100%|██████████| 2764/2764 [00:00<00:00, 86782.82it/s]
100%|██████████| 2764/2764 [00:00<00:00, 286956.84it/s]


In [23]:
oov = check_coverage(vocab,embeddings_index)

100%|██████████| 4390/4390 [00:00<00:00, 209145.88it/s]

Found embeddings for 74.05% of vocab
Found embeddings for  90.30% of all text





Nice! We were able to increase our embeddings ratio from 53% to 74% by just handling punctiation. Ok lets check on thos oov words.

In [25]:
for i in range(10):
    print(embeddings_index.index_to_key[i])

</s>
in
for
that
is
on
##
The
with
said


Hmm seems like numbers also are a problem. Lets check the top 10 embeddings to get a clue.
There is "##" in there - Simply because as a reprocessing all numbers bigger than 9 have been replaced by hashs. I.e. 15 becomes ## while 123 becomes ### or 15.80€ becomes ##.##€. So lets mimic this preprocessing step to further improve our embeddings coverage

In [26]:
import re

def clean_numbers(x):

    x = re.sub('[0-9]{5,}', '#####', x)
    x = re.sub('[0-9]{4}', '####', x)
    x = re.sub('[0-9]{3}', '###', x)
    x = re.sub('[0-9]{2}', '##', x)
    return x

In [27]:
train["clean_summary"] = train["clean_summary"].progress_apply(lambda x: clean_numbers(x))
sentences = train["clean_summary"].progress_apply(lambda x: x.split())
vocab = build_vocab(sentences)

100%|██████████| 2764/2764 [00:00<00:00, 58342.76it/s]
100%|██████████| 2764/2764 [00:00<00:00, 35901.49it/s]
100%|██████████| 2764/2764 [00:00<00:00, 289421.22it/s]


In [28]:
oov = check_coverage(vocab,embeddings_index)

100%|██████████| 4094/4094 [00:00<00:00, 194401.46it/s]

Found embeddings for 80.09% of vocab
Found embeddings for  92.65% of all text





Nice! Another 6% increase. Now as much as with handling the puntuation, but every bit helps. Lets check the oov words

In [32]:
oov[:10]

[('and', 353),
 ('to', 301),
 ('a', 169),
 ('of', 119),
 ('e##s', 40),
 ('E##S', 11),
 ('###a1', 9),
 ('firefox2', 6),
 ('userChromecss', 5),
 ('windowopen', 5)]

In [33]:
to_remove = ['a','to','of','and']
sentences = [[word for word in sentence if not word in to_remove] for sentence in tqdm(sentences)]
vocab = build_vocab(sentences)

100%|██████████| 2764/2764 [00:00<00:00, 234843.64it/s]
100%|██████████| 2764/2764 [00:00<00:00, 312001.94it/s]


In [34]:
oov = check_coverage(vocab,embeddings_index)

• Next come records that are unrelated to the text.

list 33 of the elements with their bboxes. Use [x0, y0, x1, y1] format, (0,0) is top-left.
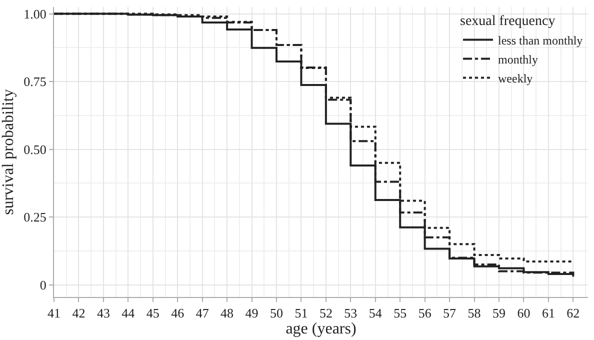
x-tick-label: 52 — [319, 306, 332, 321]
y-tick-label: 1.00 — [24, 6, 46, 22]
x-tick-label: 61 — [542, 306, 555, 321]
y-tick-label: 0.50 — [24, 142, 46, 157]
y-tick-label: 0 — [40, 277, 46, 292]
x-tick-label: 56 — [418, 306, 432, 321]
legend-label: weekly — [498, 71, 533, 86]
x-tick-label: 59 — [492, 306, 506, 321]
x-tick-label: 47 — [196, 306, 210, 321]
y-axis-title: survival probability — [0, 89, 17, 215]
x-axis-title: age (years) — [286, 320, 356, 338]
x-tick-label: 55 — [394, 306, 407, 321]
y-tick-label: 0.25 — [24, 210, 46, 225]
x-tick-label: 44 — [122, 306, 136, 321]
x-tick-label: 62 — [566, 306, 580, 321]
x-tick-label: 49 — [245, 306, 258, 321]
legend-title: sexual frequency — [460, 14, 556, 30]
x-tick-label: 46 — [171, 306, 185, 321]
y-tick-label: 0.75 — [24, 74, 46, 90]
x-tick-label: 43 — [96, 306, 110, 321]
x-tick-label: 48 — [220, 306, 234, 321]
x-tick-label: 58 — [468, 306, 481, 321]
x-tick-label: 41 — [48, 306, 60, 321]
x-tick-label: 45 — [146, 306, 160, 321]
x-tick-label: 51 — [294, 306, 308, 321]
x-tick-label: 50 — [270, 306, 283, 321]
x-tick-label: 42 — [72, 306, 86, 321]
x-tick-label: 54 — [368, 306, 382, 321]
legend-label: less than monthly — [498, 33, 583, 48]
x-tick-label: 57 — [443, 306, 457, 321]
x-tick-label: 53 — [344, 306, 358, 321]
legend-label: monthly — [498, 52, 538, 66]
x-tick-label: 60 — [517, 306, 530, 321]
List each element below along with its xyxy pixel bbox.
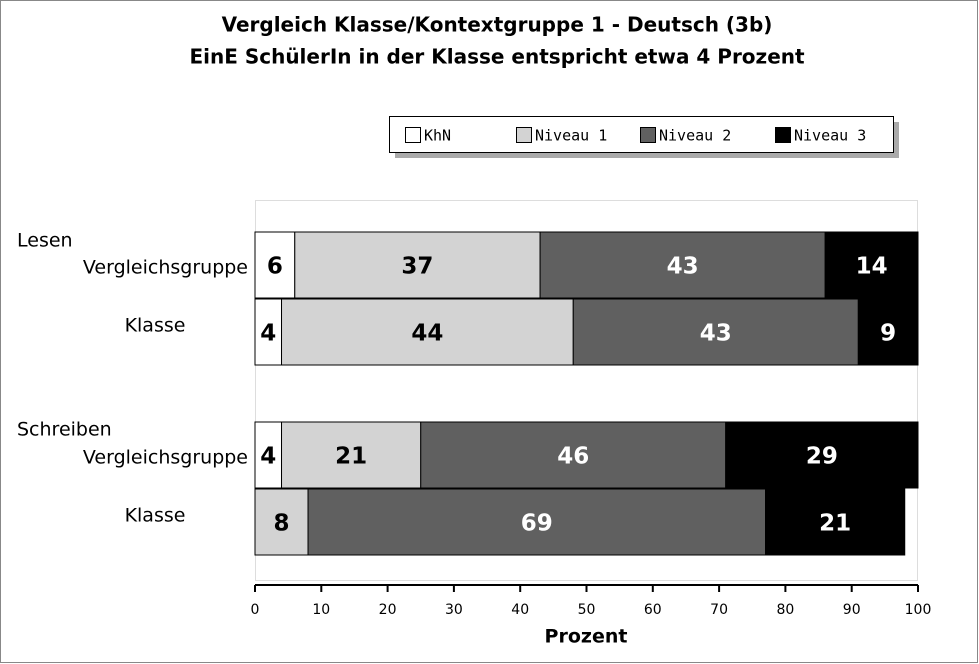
bar-segment	[824, 231, 919, 299]
data-label: 37	[401, 254, 433, 280]
data-label: 21	[819, 511, 851, 537]
data-label: 8	[274, 511, 290, 537]
bar-segment	[254, 231, 296, 299]
data-label: 21	[335, 444, 367, 470]
x-tick-label: 0	[251, 602, 260, 618]
data-label: 43	[700, 321, 732, 347]
bar-segment	[857, 298, 919, 366]
data-label: 4	[260, 444, 276, 470]
data-label: 14	[856, 254, 888, 280]
bar-segment	[539, 231, 826, 299]
bar-segment	[281, 421, 422, 489]
legend-label: KhN	[424, 127, 451, 145]
category-label: Klasse	[125, 315, 186, 337]
legend-swatch	[516, 127, 532, 143]
chart-title: Vergleich Klasse/Kontextgruppe 1 - Deuts…	[222, 13, 773, 37]
legend-swatch	[405, 127, 421, 143]
data-label: 43	[667, 254, 699, 280]
x-tick-label: 90	[843, 602, 861, 618]
bar-segment	[281, 298, 574, 366]
bar-segment	[725, 421, 919, 489]
bar-segment	[254, 298, 283, 366]
legend-label: Niveau 2	[659, 127, 731, 145]
data-label: 4	[260, 321, 276, 347]
data-label: 6	[267, 254, 283, 280]
category-label: Vergleichsgruppe	[83, 447, 248, 469]
legend-swatch	[775, 127, 791, 143]
data-label: 29	[806, 444, 838, 470]
chart-subtitle: EinE SchülerIn in der Klasse entspricht …	[189, 45, 805, 69]
x-tick-label: 20	[379, 602, 397, 618]
bar-segment	[572, 298, 859, 366]
bar-segment	[254, 421, 283, 489]
x-tick-label: 100	[905, 602, 932, 618]
x-tick-label: 80	[776, 602, 794, 618]
data-label: 46	[557, 444, 589, 470]
x-axis-label: Prozent	[545, 626, 628, 648]
legend-label: Niveau 1	[535, 127, 607, 145]
group-label: Lesen	[17, 230, 73, 252]
data-label: 44	[411, 321, 443, 347]
x-tick-label: 50	[578, 602, 596, 618]
x-tick-label: 30	[445, 602, 463, 618]
data-label: 9	[880, 321, 896, 347]
x-tick-label: 60	[644, 602, 662, 618]
legend-swatch	[640, 127, 656, 143]
x-tick-label: 10	[312, 602, 330, 618]
data-label: 69	[521, 511, 553, 537]
bar-segment	[420, 421, 727, 489]
group-label: Schreiben	[17, 419, 112, 441]
bar-segment	[765, 488, 906, 556]
category-label: Klasse	[125, 505, 186, 527]
legend-label: Niveau 3	[794, 127, 866, 145]
bar-segment	[294, 231, 541, 299]
category-label: Vergleichsgruppe	[83, 257, 248, 279]
x-tick-label: 70	[710, 602, 728, 618]
x-tick-label: 40	[511, 602, 529, 618]
bar-segment	[307, 488, 767, 556]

100%|██████████| 4090/4090 [00:00<00:00, 149079.29it/s]

Found embeddings for 80.17% of vocab
Found embeddings for  96.11% of all text





In [35]:
oov[:20]

[('e##s', 40),
 ('E##S', 11),
 ('###a1', 9),
 ('firefox2', 6),
 ('userChromecss', 5),
 ('windowopen', 5),
 ('Firefox##', 4),
 ('###a2', 4),
 ('windowfocus', 4),
 ('##b2', 4),
 ('PgUp', 4),
 ('Cannot', 4),
 ('setTimeout', 4),
 ('Quantumbar', 3),
 ('pdfjs', 3),
 ('PageUp', 3),
 ('Forecastfox', 3),
 ('ctrlT', 3),
 ('Autoscroll', 3),
 ('DownThemAll', 3)]

This Looks good now for getting as closer to embeddings.